Segundo o INE, o tecido empresarial português é constituído, maioritariamente, por micro e pequenas empresas (em média, 2 trabalhadores por empresa, com salários entre 735€ e 994€), cujo número era 1.287.076 de empresas em 2018, dando emprego a 2.613.811 pessoas sendo 1.652.378 trabalhadores remunerados. Muitas destas empresas já fecharam e milhares desaparecerão se a economia se mantiver parada durante muito tempo como prevê a DGS que seja necessário para debelar a epidemia
Por outro lado, é preciso também dizer que o Estado não tem possibilidades de suportar, durante muitos meses, quase um ano como prevê a DGS que seja necessário para debelar o “coronavírus”, pagar subsídios às empresas e às pessoas, pagar uma parte das próprias remunerações do setor privado para garantir os rendimentos das famílias, conceder múltiplos apoios financeiros que os diversos setores não se cansam de pedir, e ao mesmo tempo as receitas fiscais do Estado, que é a sua fonte de financiamento, caiem abruta e significativamente devido à queda acentuada da atividade económica, ao perdão ou adiamento de cobrança de impostos e contribuições.
“Só nas medidas de apoio às famílias (240 milhões € às 750.000 famílias com crianças até aos 12 anos) e de manutenção dos postos de trabalho que aprovámos, nós temos um impacto previsível de cerca de dois mil milhões de euros por mês”, disse Ana Mendes Godinho, ministra do Trabalho. Portanto, é urgente preparar as condições para que o regresso ao trabalho se faça de forma gradual mas segura para os trabalhadores.

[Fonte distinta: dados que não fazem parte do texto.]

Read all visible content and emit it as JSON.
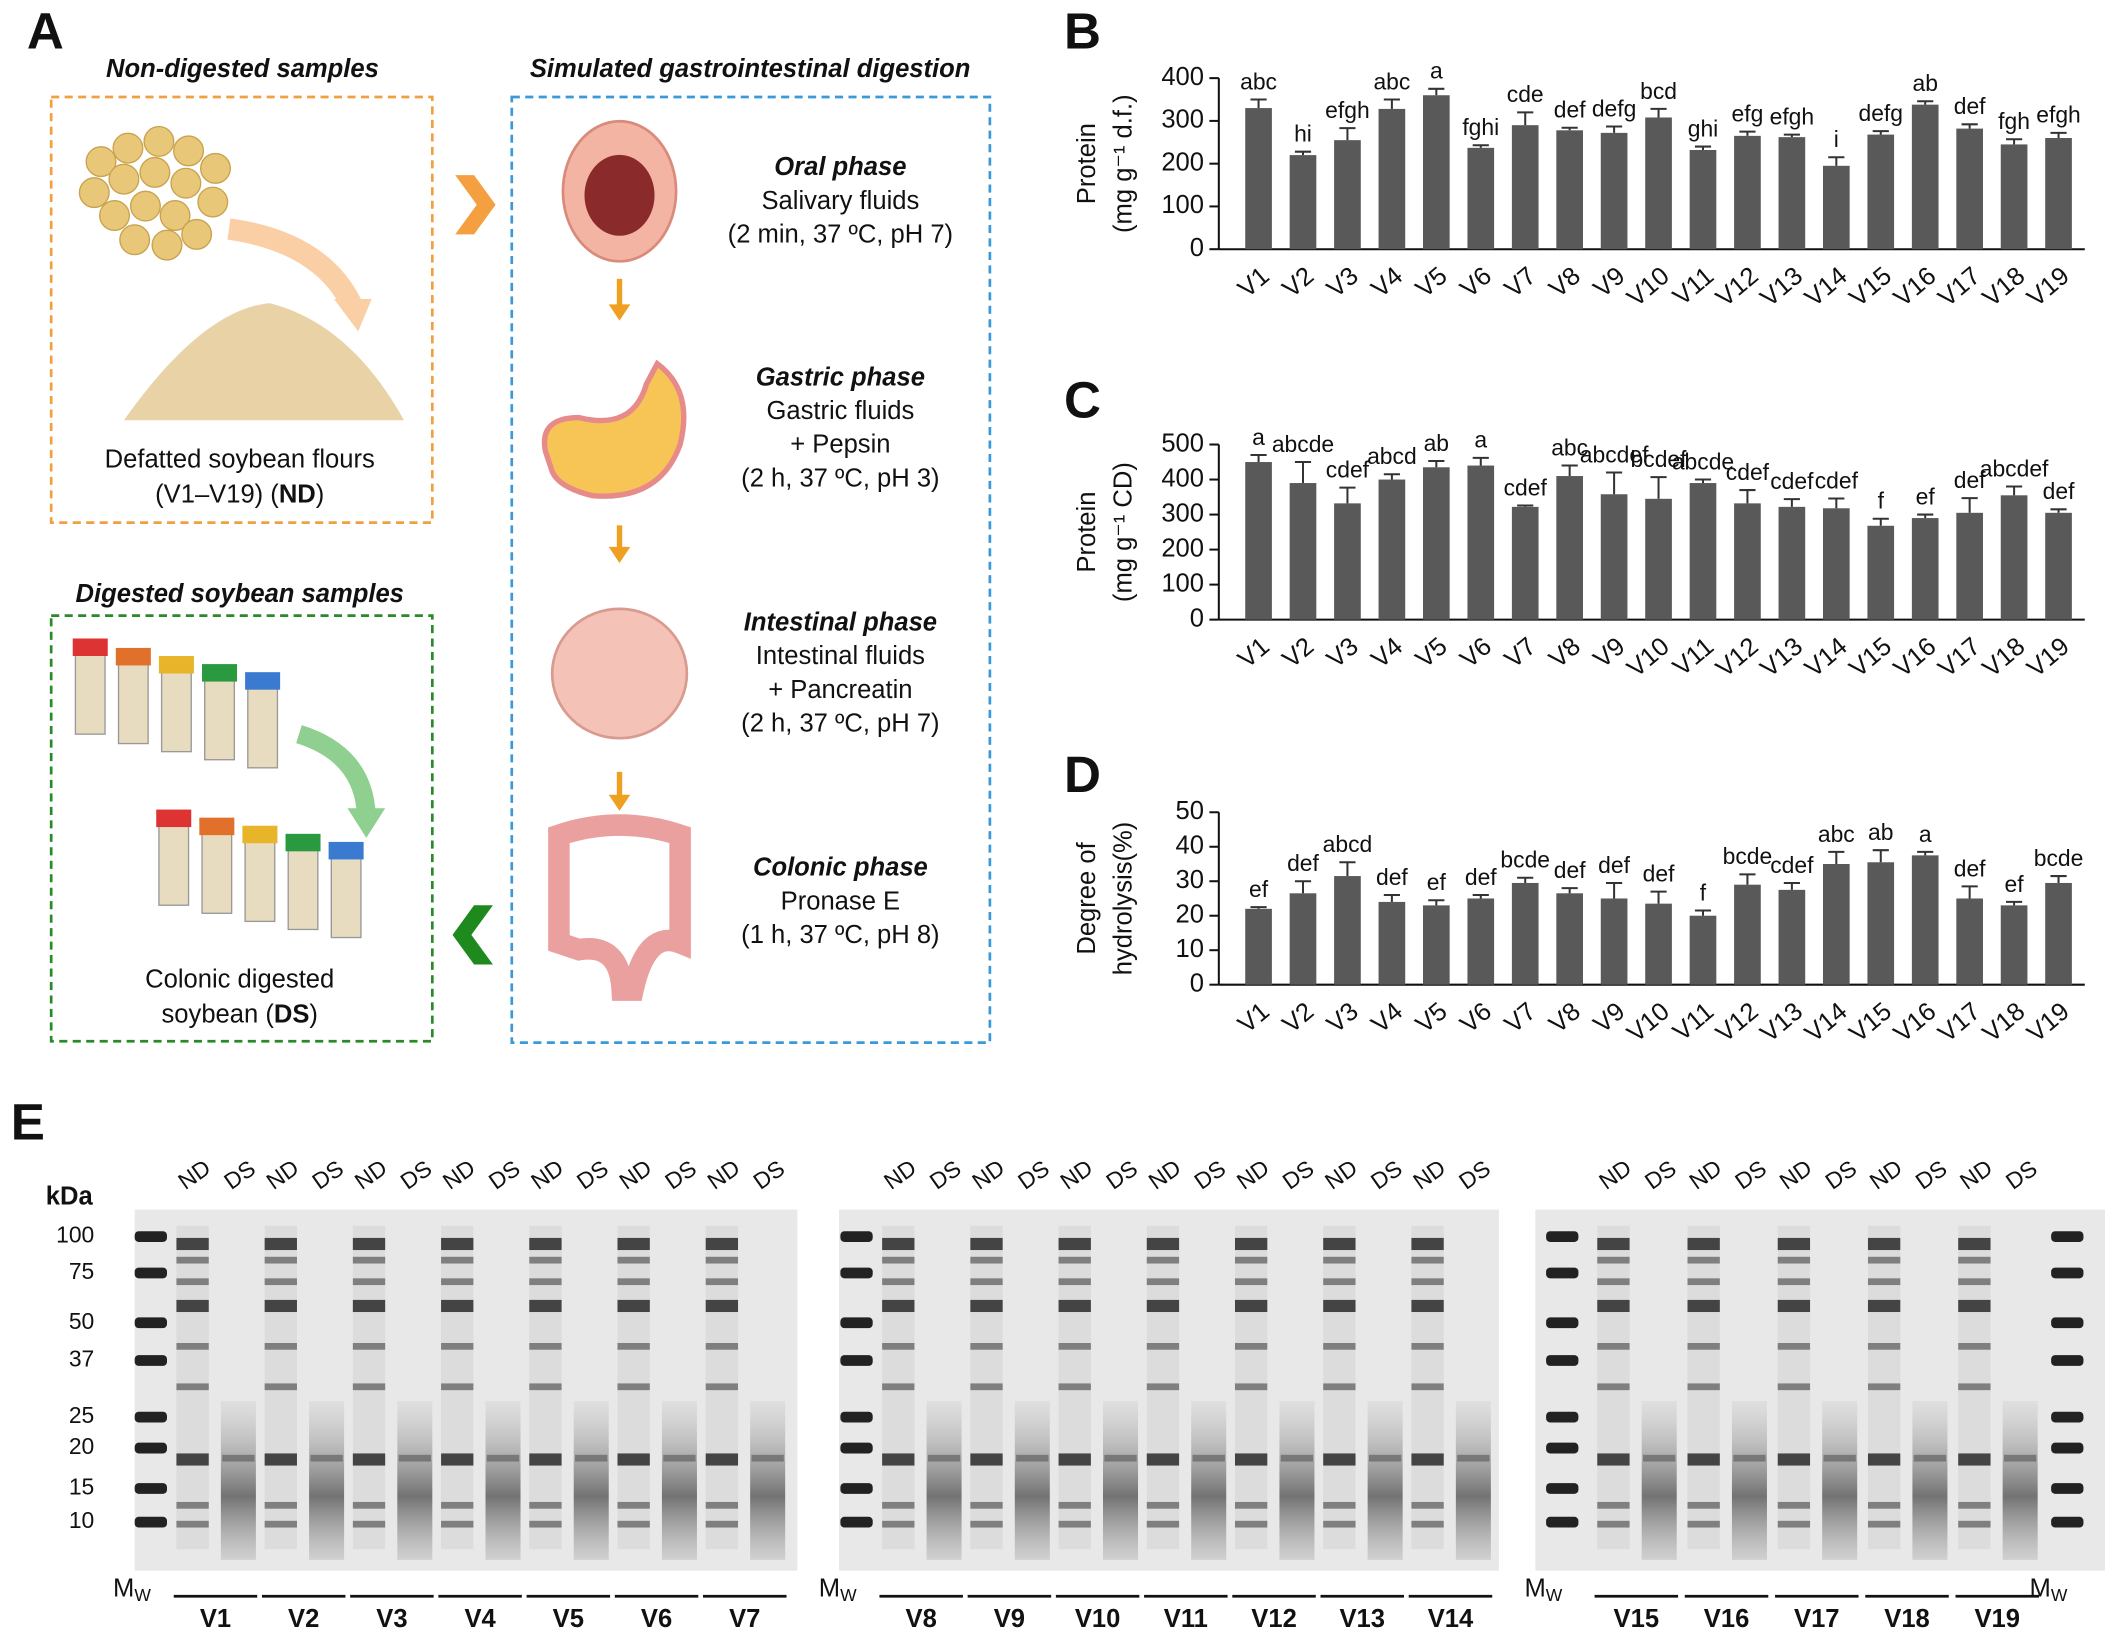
{
  "panel_labels": [
    "A",
    "B",
    "C",
    "D",
    "E"
  ],
  "panel_a": {
    "non_digested_title": "Non-digested samples",
    "non_digested_caption": [
      "Defatted soybean flours",
      "(V1–V19) (",
      "ND",
      ")"
    ],
    "digested_title": "Digested soybean samples",
    "digested_caption": [
      "Colonic digested",
      "soybean (",
      "DS",
      ")"
    ],
    "digestion_title": "Simulated gastrointestinal digestion",
    "phases": [
      {
        "name": "Oral phase",
        "lines": [
          "Salivary fluids",
          "(2 min, 37 ºC, pH 7)"
        ]
      },
      {
        "name": "Gastric phase",
        "lines": [
          "Gastric fluids",
          "+ Pepsin",
          "(2 h, 37 ºC, pH 3)"
        ]
      },
      {
        "name": "Intestinal phase",
        "lines": [
          "Intestinal fluids",
          "+ Pancreatin",
          "(2 h, 37 ºC, pH 7)"
        ]
      },
      {
        "name": "Colonic phase",
        "lines": [
          "Pronase E",
          "(1 h, 37 ºC, pH 8)"
        ]
      }
    ]
  },
  "chart_data": [
    {
      "type": "bar",
      "color": "#595959",
      "y_label": [
        "Protein",
        "(mg g⁻¹ d.f.)"
      ],
      "categories": [
        "V1",
        "V2",
        "V3",
        "V4",
        "V5",
        "V6",
        "V7",
        "V8",
        "V9",
        "V10",
        "V11",
        "V12",
        "V13",
        "V14",
        "V15",
        "V16",
        "V17",
        "V18",
        "V19"
      ],
      "values": [
        330,
        220,
        255,
        328,
        360,
        237,
        290,
        278,
        272,
        308,
        232,
        265,
        262,
        195,
        268,
        338,
        282,
        245,
        260
      ],
      "errors": [
        20,
        8,
        28,
        22,
        15,
        6,
        30,
        6,
        15,
        20,
        8,
        10,
        6,
        20,
        8,
        8,
        10,
        12,
        12
      ],
      "significance_letters": [
        "abc",
        "hi",
        "efgh",
        "abc",
        "a",
        "fghi",
        "cde",
        "def",
        "defg",
        "bcd",
        "ghi",
        "efg",
        "efgh",
        "i",
        "defg",
        "ab",
        "def",
        "fgh",
        "efgh"
      ],
      "ylim": [
        0,
        400
      ],
      "yticks": [
        0,
        100,
        200,
        300,
        400
      ]
    },
    {
      "type": "bar",
      "color": "#595959",
      "y_label": [
        "Protein",
        "(mg g⁻¹ CD)"
      ],
      "categories": [
        "V1",
        "V2",
        "V3",
        "V4",
        "V5",
        "V6",
        "V7",
        "V8",
        "V9",
        "V10",
        "V11",
        "V12",
        "V13",
        "V14",
        "V15",
        "V16",
        "V17",
        "V18",
        "V19"
      ],
      "values": [
        450,
        390,
        332,
        400,
        435,
        440,
        322,
        410,
        358,
        345,
        390,
        332,
        322,
        318,
        268,
        290,
        305,
        355,
        305
      ],
      "errors": [
        20,
        60,
        45,
        15,
        18,
        22,
        4,
        30,
        62,
        62,
        10,
        38,
        22,
        28,
        20,
        10,
        42,
        25,
        10
      ],
      "significance_letters": [
        "a",
        "abcde",
        "cdef",
        "abcd",
        "ab",
        "a",
        "cdef",
        "abc",
        "abcdef",
        "bcdef",
        "abcde",
        "cdef",
        "cdef",
        "cdef",
        "f",
        "ef",
        "def",
        "abcdef",
        "def"
      ],
      "ylim": [
        0,
        500
      ],
      "yticks": [
        0,
        100,
        200,
        300,
        400,
        500
      ]
    },
    {
      "type": "bar",
      "color": "#595959",
      "y_label": [
        "Degree of",
        "hydrolysis(%)"
      ],
      "categories": [
        "V1",
        "V2",
        "V3",
        "V4",
        "V5",
        "V6",
        "V7",
        "V8",
        "V9",
        "V10",
        "V11",
        "V12",
        "V13",
        "V14",
        "V15",
        "V16",
        "V17",
        "V18",
        "V19"
      ],
      "values": [
        22,
        26.5,
        31.5,
        24,
        23,
        25,
        29.5,
        26.5,
        25,
        23.5,
        20,
        29,
        27.5,
        35,
        35.5,
        37.5,
        25,
        23,
        29.5
      ],
      "errors": [
        0.5,
        3.5,
        4,
        2,
        1.5,
        1,
        1.5,
        1.5,
        4.5,
        3.5,
        1.5,
        3,
        2,
        3.5,
        3.5,
        1,
        3.5,
        1,
        2
      ],
      "significance_letters": [
        "ef",
        "def",
        "abcd",
        "def",
        "ef",
        "def",
        "bcde",
        "def",
        "def",
        "def",
        "f",
        "bcde",
        "cdef",
        "abc",
        "ab",
        "a",
        "def",
        "ef",
        "bcde"
      ],
      "ylim": [
        0,
        50
      ],
      "yticks": [
        0,
        10,
        20,
        30,
        40,
        50
      ]
    }
  ],
  "panel_e": {
    "kda_label": "kDa",
    "markers": [
      100,
      75,
      50,
      37,
      25,
      20,
      15,
      10
    ],
    "lane_labels": [
      "ND",
      "DS"
    ],
    "mw_label": "M",
    "mw_sub": "W",
    "gels": [
      [
        "V1",
        "V2",
        "V3",
        "V4",
        "V5",
        "V6",
        "V7"
      ],
      [
        "V8",
        "V9",
        "V10",
        "V11",
        "V12",
        "V13",
        "V14"
      ],
      [
        "V15",
        "V16",
        "V17",
        "V18",
        "V19"
      ]
    ]
  }
}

Em países como a Inglaterra e Espanha, os governos, para além dos testes moleculares que são os únicos que se fazem ainda em numero insuficiente em Portugal para identificar as pessoas com coronavírus, para os tratar e isolar, já começaram a fazer também testes de anticorpos, que têm como objetivo identificar aqueles que, devido a terem já tido “coronavírus” benigno ficaram imunes (na Islândia estes testes feitos a toda a população concluíram que 50% da população tinha sido infetada e curada sem se aperceber, permitindo também obter taxas de mortalidade mais verdadeiras) podendo regressar gradualmente e com segurança ao trabalho e por a funcionar parte da economia parada.
É importante que esses testes sejam adquiridos em países da U.E. e em Portugal com forte poder regulatório para garantir a sua fiabilidade, e evitar a multiplicação de falsos negativos que seria perigoso. E mesmo esse regresso gradual ao trabalho devia ser feito de uma forma planeada, por ex., com horários de entrada e saída diferenciados por setores para evitar grandes juntamentos nos transportes públicos, e nas empresas criando equipas rotativas (umas trabalhando numa semana, outros em outra) para reduzir os riscos. E os testes moleculares para identificar pessoas infetadas com coronavírus deviam-se multiplicar para segurança desses portugueses e dos restantes.
Este debate – como e quando regressar ao trabalho– é necessário que se comece já a fazer e a preparar a sua implementação, pois leva tempo, a não ser que se queira, repito, pôr o país à mercê dos grandes fundos financeiros predadores, já que os países ricos da U.E., cuja riqueza tem sido obtida também à custa dos outros países, como é a Holanda, que funciona como um paraíso fiscal, para onde as grandes empresas a operar em Portugal vão para não pagar impostos no nosso país, recusam os “coronabonds”, numa prova clara da falta de solidariedade que existe a nível europeu.